明年复明年,如果每年他们都如此许诺,每年又当真履约,那便说明两人永远都在一块儿,还可以继续漫无边际地约定所有事,奔赴一个有彼此的未来。
商猗不自觉地对着两个相依的雪人露出笑来,直到他听见宫门被撞木攻破的巨大声响,以及东宫方向燃出的冲天火光。
很可惜,无论是怎样的话,他们还没来得及说,便已经从好友变成了仇敌。
喻稚青时隔多年,终于看见两人约定好的场面,并无欣喜,只是鼻尖酸得厉害,目光中淌着一种难言的悲凉和倦意,好似见到的不是雪人,而是那些他曾拥有,却又永远失去的往昔。
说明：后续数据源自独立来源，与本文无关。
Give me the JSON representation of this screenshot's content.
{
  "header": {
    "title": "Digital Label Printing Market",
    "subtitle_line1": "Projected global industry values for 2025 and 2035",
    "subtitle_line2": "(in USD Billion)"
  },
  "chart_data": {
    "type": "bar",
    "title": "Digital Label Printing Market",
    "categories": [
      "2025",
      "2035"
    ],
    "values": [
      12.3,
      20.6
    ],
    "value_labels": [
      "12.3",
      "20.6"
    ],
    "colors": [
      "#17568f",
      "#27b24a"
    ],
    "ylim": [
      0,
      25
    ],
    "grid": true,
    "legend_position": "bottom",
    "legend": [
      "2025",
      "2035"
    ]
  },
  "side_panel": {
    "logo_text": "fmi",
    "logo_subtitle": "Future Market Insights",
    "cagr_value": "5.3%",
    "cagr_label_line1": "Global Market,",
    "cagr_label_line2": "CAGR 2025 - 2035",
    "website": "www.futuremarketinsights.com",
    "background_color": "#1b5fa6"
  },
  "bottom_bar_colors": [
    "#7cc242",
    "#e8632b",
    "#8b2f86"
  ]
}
他忽然有些埋怨商猗今日怎么不把自己包成那日一样的圆球,令他的狼狈无处可躲,只能尽可能地屏住呼吸,仿佛就连多一次的吐息,都会将他的脆弱又展露一分。
商猗只作不知,然而却将人往里托了一些,令喻稚青可以整张脸埋进自己怀中,果然,没过多久,小殿下便装作厌倦的模样,往他怀里缩了缩,脸贴着商猗胸膛,令人看不见神情。
可男人却能感觉到胸前渐渐有湿意扩散,怀中少年单薄的身躯正在轻颤,仿佛用尽全部力气克制自己不哭出声。
商猗没有说话,只是两条臂膀将人抱得更紧,静静陪伴着喻稚青宣泄情绪。
小殿下除了刚出宫那时哭过几回,此后就再也没有当着他的面展露过脆弱,如今与商狄开战在即,他希望喻稚青能够尽情发泄一次。
“商猗。”怀中少年闷闷说道,故作平静的嗓音仍隐隐带着哭腔,“我想他们了。”
男人知道他说的是谁,轻轻应了一声,他也清楚自己身份特殊,此时不多言语才是最好的。
喻稚青似乎也不期望男人有所回答,他已惯于强撑坚强,很快便敛了情绪,从男人怀中抬起头来,那句吐露的想念倏忽地仿佛男人的错闻,独眼睛有些发红,男人胸前白衣湿了一小块。
少年自己也觉有些不好意思,悻悻擦了擦鼻尖,不肯与其对视,良久后方嘟囔道:“......还是我做的好,你把我爹娘都做难看了。”
商猗失笑,心想自己如何都比手笨的小殿下做得好看,但口上应得极好:“那明年殿下与我一同做。”
喻稚青哼了一声,不肯接话,仍对雪人们挑挑剔剔,但是却又让商猗将他抱得近了些,仔细看着商猗堆出的雪人,忽然叹了口气:“做了也是白做,等会儿还不是要堆平。”
“留着也无妨,我不是说过么,此地鲜有人烟。”男人手指拂过喻稚青马尾长发,知他是太过谨慎,怕被有心之人看见。
喻稚青摇头,用手摸了摸雪人,触到一手冰凉,他眼帘微垂:“我不愿父皇母后遮遮拦拦地立在这塞北荒原,终有一日,我要在帝京为他们建两尊光明正大的金塑。”
他说这话时,眸中有杀伐之意闪过,商猗倒是不再强求,表示他会善后。喻稚青本还想说句什么,但那两个字始终停在喉间,不肯吐出,两人不约而同地沉默了半晌。
“要踩踩雪么?”商猗突然问道,将人慢慢放下,如两人练习走路时那样,扶住喻稚青的腰,使他不会跌倒。
喻稚青扶着商猗手臂,鞋尖碰到雪地时,可以听见唦唦的细响,与踩在平地的触感全然不同,这阔别已久的感觉令他颇感新奇,随着男人的步伐往前走了几步,终究是力量不足,很快便跌进商猗怀中。
喻稚青扭头看向两人同行时的脚印,忽然有些想笑:“若是叫别人看见,不定怎样误会,或许会当成什么怪谈野兽。”
商猗因要扶着喻稚青,每一步都是倒退,而喻稚青则跌跌撞撞地往前,地上脚印交错,的确有些古怪。
商猗正要接话,忽然天空又飘起大雪,便将人打横抱起:“回去吧。”
他点头,凌空时习惯性的揪住男人衣襟,看着雪地上两人留下的奇怪脚印,也不知旁人看见了会如何想象,商猗抱着他,忽然眼尖瞧到了草丛边缘似乎有其他动物留下的足迹。